Когда «бусы» достигли нужной длины (а ширину реки Огюст довольно легко определил на глаз, ибо привык к такого рода измерениям и никогда в них не ошибался), солдатам снова был отдан приказ построиться.

Перенести конец веревки на другой берег и закрепить его на дереве Огюст решил сам. Он хорошо плавал, но прошло минут десять, прежде чем ему удалось, после отчаянной борьбы с течением, выбраться из ледяной воды… Когда он крепил веревку, его била дрожь…

Еще пять минут, и два ряда бочек закачались, по-змеиному изгибаясь между берегами Оба, и солдаты принялись лихорадочно укладывать на них доски.

Не дожидаясь, пока они закончат, Огюст, прыгая с бочки на бочку, рискуя соскользнуть и вновь выкупаться, вернулся на правый берег.

– Мой полковник… – начал он, приближаясь к Дюбуа и поднимая дрожащую руку к наспех надетому киверу, – докладываю, что…

Но Дюбуа, не дослушав, заключил его в объятия.

– Спасибо вам, мальчик мой, спасибо! Вы спасли полк. Взгляните на солдат: благодаря вам эти люди сегодня не умрут, а это немало. Ну а теперь готовьтесь принять на себя командование полком и довести его до остальных частей.
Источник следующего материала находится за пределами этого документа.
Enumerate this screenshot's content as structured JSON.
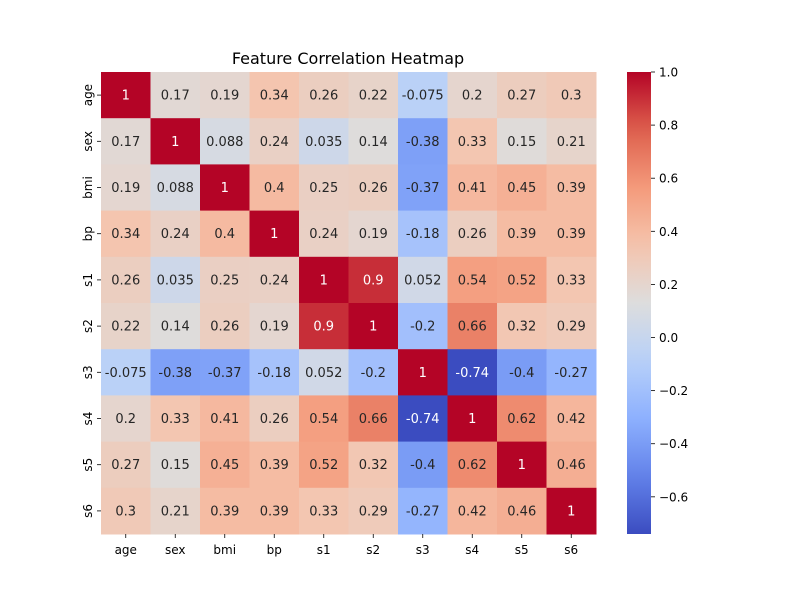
{
  "chart_data": {
    "type": "heatmap",
    "title": "Feature Correlation Heatmap",
    "xlabel": "",
    "ylabel": "",
    "x_categories": [
      "age",
      "sex",
      "bmi",
      "bp",
      "s1",
      "s2",
      "s3",
      "s4",
      "s5",
      "s6"
    ],
    "y_categories": [
      "age",
      "sex",
      "bmi",
      "bp",
      "s1",
      "s2",
      "s3",
      "s4",
      "s5",
      "s6"
    ],
    "values": [
      [
        1,
        0.17,
        0.19,
        0.34,
        0.26,
        0.22,
        -0.075,
        0.2,
        0.27,
        0.3
      ],
      [
        0.17,
        1,
        0.088,
        0.24,
        0.035,
        0.14,
        -0.38,
        0.33,
        0.15,
        0.21
      ],
      [
        0.19,
        0.088,
        1,
        0.4,
        0.25,
        0.26,
        -0.37,
        0.41,
        0.45,
        0.39
      ],
      [
        0.34,
        0.24,
        0.4,
        1,
        0.24,
        0.19,
        -0.18,
        0.26,
        0.39,
        0.39
      ],
      [
        0.26,
        0.035,
        0.25,
        0.24,
        1,
        0.9,
        0.052,
        0.54,
        0.52,
        0.33
      ],
      [
        0.22,
        0.14,
        0.26,
        0.19,
        0.9,
        1,
        -0.2,
        0.66,
        0.32,
        0.29
      ],
      [
        -0.075,
        -0.38,
        -0.37,
        -0.18,
        0.052,
        -0.2,
        1,
        -0.74,
        -0.4,
        -0.27
      ],
      [
        0.2,
        0.33,
        0.41,
        0.26,
        0.54,
        0.66,
        -0.74,
        1,
        0.62,
        0.42
      ],
      [
        0.27,
        0.15,
        0.45,
        0.39,
        0.52,
        0.32,
        -0.4,
        0.62,
        1,
        0.46
      ],
      [
        0.3,
        0.21,
        0.39,
        0.39,
        0.33,
        0.29,
        -0.27,
        0.42,
        0.46,
        1
      ]
    ],
    "labels": [
      [
        "1",
        "0.17",
        "0.19",
        "0.34",
        "0.26",
        "0.22",
        "-0.075",
        "0.2",
        "0.27",
        "0.3"
      ],
      [
        "0.17",
        "1",
        "0.088",
        "0.24",
        "0.035",
        "0.14",
        "-0.38",
        "0.33",
        "0.15",
        "0.21"
      ],
      [
        "0.19",
        "0.088",
        "1",
        "0.4",
        "0.25",
        "0.26",
        "-0.37",
        "0.41",
        "0.45",
        "0.39"
      ],
      [
        "0.34",
        "0.24",
        "0.4",
        "1",
        "0.24",
        "0.19",
        "-0.18",
        "0.26",
        "0.39",
        "0.39"
      ],
      [
        "0.26",
        "0.035",
        "0.25",
        "0.24",
        "1",
        "0.9",
        "0.052",
        "0.54",
        "0.52",
        "0.33"
      ],
      [
        "0.22",
        "0.14",
        "0.26",
        "0.19",
        "0.9",
        "1",
        "-0.2",
        "0.66",
        "0.32",
        "0.29"
      ],
      [
        "-0.075",
        "-0.38",
        "-0.37",
        "-0.18",
        "0.052",
        "-0.2",
        "1",
        "-0.74",
        "-0.4",
        "-0.27"
      ],
      [
        "0.2",
        "0.33",
        "0.41",
        "0.26",
        "0.54",
        "0.66",
        "-0.74",
        "1",
        "0.62",
        "0.42"
      ],
      [
        "0.27",
        "0.15",
        "0.45",
        "0.39",
        "0.52",
        "0.32",
        "-0.4",
        "0.62",
        "1",
        "0.46"
      ],
      [
        "0.3",
        "0.21",
        "0.39",
        "0.39",
        "0.33",
        "0.29",
        "-0.27",
        "0.42",
        "0.46",
        "1"
      ]
    ],
    "colormap": "coolwarm",
    "vmin": -0.74,
    "vmax": 1.0,
    "colorbar": {
      "ticks": [
        -0.6,
        -0.4,
        -0.2,
        0.0,
        0.2,
        0.4,
        0.6,
        0.8,
        1.0
      ],
      "tick_labels": [
        "−0.6",
        "−0.4",
        "−0.2",
        "0.0",
        "0.2",
        "0.4",
        "0.6",
        "0.8",
        "1.0"
      ]
    },
    "grid": false,
    "legend": "colorbar-right"
  }
}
– Что? – не понял Огюст. – Вы сказали?..

Полковник положил руку на плечо молодого офицера и, стиснув пальцами эполет, быстро заговорил:

– Послушайте, Монферран, вы же знаете: вчерашние перестрелки и сегодняшний бой уничтожили почти половину полка, и все старшие офицеры, кроме меня, погибли или тяжело ранены. Кто-то должен здесь остаться, прикрыть отступление полка и уничтожить мост… А полк я доверяю вам. И сейчас отдам приказание младшим офицерам передать командованию, что вы представлены мною к ордену Почетного легиона.

– Нет, полковник, – возразил Огюст, которого растрогали слова сварливого вояки, а сознание совершенного подвига наполнило новым мужеством. – Нет, вы не имеете права оставить полк.
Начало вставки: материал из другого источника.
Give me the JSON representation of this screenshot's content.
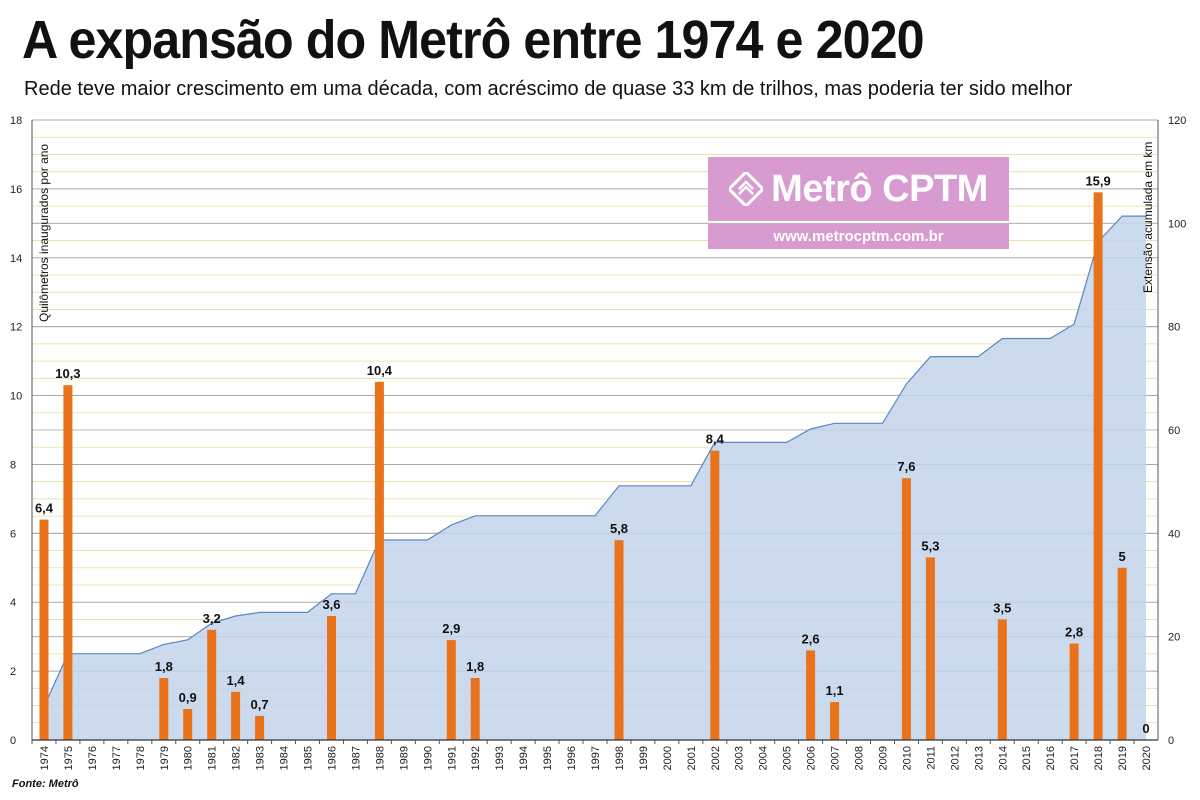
{
  "header": {
    "title": "A expansão do Metrô entre 1974 e 2020",
    "subtitle": "Rede teve maior crescimento em uma década, com acréscimo de quase 33 km de trilhos, mas poderia ter sido melhor"
  },
  "source": "Fonte: Metrô",
  "watermark": {
    "brand": "Metrô CPTM",
    "url": "www.metrocptm.com.br",
    "icon": "metro-cptm-logo-icon",
    "color": "#d89bd0"
  },
  "colors": {
    "bars": "#e8731a",
    "area_fill": "#c3d3ea",
    "area_line": "#5b86c4",
    "grid": "#a9a9a9",
    "grid_minor": "#e6dd9e"
  },
  "chart_data": {
    "type": "bar",
    "x": [
      1974,
      1975,
      1976,
      1977,
      1978,
      1979,
      1980,
      1981,
      1982,
      1983,
      1984,
      1985,
      1986,
      1987,
      1988,
      1989,
      1990,
      1991,
      1992,
      1993,
      1994,
      1995,
      1996,
      1997,
      1998,
      1999,
      2000,
      2001,
      2002,
      2003,
      2004,
      2005,
      2006,
      2007,
      2008,
      2009,
      2010,
      2011,
      2012,
      2013,
      2014,
      2015,
      2016,
      2017,
      2018,
      2019,
      2020
    ],
    "tick_labels": [
      "1974",
      "1975",
      "1976",
      "1977",
      "1978",
      "1979",
      "1980",
      "1981",
      "1982",
      "1983",
      "1984",
      "1985",
      "1986",
      "1987",
      "1988",
      "1989",
      "1990",
      "1991",
      "1992",
      "1993",
      "1994",
      "1995",
      "1996",
      "1997",
      "1998",
      "1999",
      "2000",
      "2001",
      "2002",
      "2003",
      "2004",
      "2005",
      "2006",
      "2007",
      "2008",
      "2009",
      "2010",
      "2011",
      "2012",
      "2013",
      "2014",
      "2015",
      "2016",
      "2017",
      "2018",
      "2019",
      "2020"
    ],
    "bars": [
      {
        "year": 1974,
        "value": 6.4,
        "label": "6,4"
      },
      {
        "year": 1975,
        "value": 10.3,
        "label": "10,3"
      },
      {
        "year": 1979,
        "value": 1.8,
        "label": "1,8"
      },
      {
        "year": 1980,
        "value": 0.9,
        "label": "0,9"
      },
      {
        "year": 1981,
        "value": 3.2,
        "label": "3,2"
      },
      {
        "year": 1982,
        "value": 1.4,
        "label": "1,4"
      },
      {
        "year": 1983,
        "value": 0.7,
        "label": "0,7"
      },
      {
        "year": 1986,
        "value": 3.6,
        "label": "3,6"
      },
      {
        "year": 1988,
        "value": 10.4,
        "label": "10,4"
      },
      {
        "year": 1991,
        "value": 2.9,
        "label": "2,9"
      },
      {
        "year": 1992,
        "value": 1.8,
        "label": "1,8"
      },
      {
        "year": 1998,
        "value": 5.8,
        "label": "5,8"
      },
      {
        "year": 2002,
        "value": 8.4,
        "label": "8,4"
      },
      {
        "year": 2006,
        "value": 2.6,
        "label": "2,6"
      },
      {
        "year": 2007,
        "value": 1.1,
        "label": "1,1"
      },
      {
        "year": 2010,
        "value": 7.6,
        "label": "7,6"
      },
      {
        "year": 2011,
        "value": 5.3,
        "label": "5,3"
      },
      {
        "year": 2014,
        "value": 3.5,
        "label": "3,5"
      },
      {
        "year": 2017,
        "value": 2.8,
        "label": "2,8"
      },
      {
        "year": 2018,
        "value": 15.9,
        "label": "15,9"
      },
      {
        "year": 2019,
        "value": 5.0,
        "label": "5"
      },
      {
        "year": 2020,
        "value": 0,
        "label": "0"
      }
    ],
    "cumulative": [
      {
        "year": 1974,
        "km": 6.4
      },
      {
        "year": 1975,
        "km": 16.7
      },
      {
        "year": 1978,
        "km": 16.7
      },
      {
        "year": 1979,
        "km": 18.5
      },
      {
        "year": 1980,
        "km": 19.4
      },
      {
        "year": 1981,
        "km": 22.6
      },
      {
        "year": 1982,
        "km": 24.0
      },
      {
        "year": 1983,
        "km": 24.7
      },
      {
        "year": 1985,
        "km": 24.7
      },
      {
        "year": 1986,
        "km": 28.3
      },
      {
        "year": 1987,
        "km": 28.3
      },
      {
        "year": 1988,
        "km": 38.7
      },
      {
        "year": 1990,
        "km": 38.7
      },
      {
        "year": 1991,
        "km": 41.6
      },
      {
        "year": 1992,
        "km": 43.4
      },
      {
        "year": 1997,
        "km": 43.4
      },
      {
        "year": 1998,
        "km": 49.2
      },
      {
        "year": 2001,
        "km": 49.2
      },
      {
        "year": 2002,
        "km": 57.6
      },
      {
        "year": 2005,
        "km": 57.6
      },
      {
        "year": 2006,
        "km": 60.2
      },
      {
        "year": 2007,
        "km": 61.3
      },
      {
        "year": 2009,
        "km": 61.3
      },
      {
        "year": 2010,
        "km": 68.9
      },
      {
        "year": 2011,
        "km": 74.2
      },
      {
        "year": 2013,
        "km": 74.2
      },
      {
        "year": 2014,
        "km": 77.7
      },
      {
        "year": 2016,
        "km": 77.7
      },
      {
        "year": 2017,
        "km": 80.5
      },
      {
        "year": 2018,
        "km": 96.4
      },
      {
        "year": 2019,
        "km": 101.4
      },
      {
        "year": 2020,
        "km": 101.4
      }
    ],
    "y_left": {
      "label": "Quilômetros inaugurados por ano",
      "ylim": [
        0,
        18
      ],
      "ticks": [
        0,
        2,
        4,
        6,
        8,
        10,
        12,
        14,
        16,
        18
      ]
    },
    "y_right": {
      "label": "Extensão acumulada em km",
      "ylim": [
        0,
        120
      ],
      "ticks": [
        0,
        20,
        40,
        60,
        80,
        100,
        120
      ]
    },
    "grid": true
  }
}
– Напротив, – Дюбуа был мрачен и спокоен. – Я же поверил этому мерзавцу-крестьянину, я привел их всех сюда, не послушался ваших советов, и…

– И не приди мы к этим бочкам, все равно бы все погибли! Нет, вы напрасно себя вините, и в любом случае без вас солдаты не доберутся до нашего арьергарда. Разрешите мне остаться. Вы видели, как я плаваю, и мундир у меня все равно уже мокрый…

Дальнейшее разворачивалось с кошмарной и неправдоподобной быстротою.

Едва Монферран и отобранные полковником пятеро солдат заняли позицию под прикрытием брошенных крестьянских домишек на высоком горбу берега, как за деревьями негустого леса, подступавшего близко к реке, раздался конский топот, и послышалось несколько выстрелов.

– Казаки! – воскликнул один из солдат, различив среди листвы уже знакомые всем русские мундиры.

– Не стрелять! – приказал квартирмейстер. – Пусть покажутся – у нас всего тридцать шесть патронов – последние…

Он оглянулся на реку. Сверху хорошо было видно, как тянется по тонкому, качающемуся мостику шеренга полка. Впереди тащились несколько пар солдат с носилками, они несли раненых, тех, что сумели вынести страшный переход.

«Если сверху казаки откроют по ним стрельбу, то перебьют многих, даже шальными пулями!» – подумал Монферран.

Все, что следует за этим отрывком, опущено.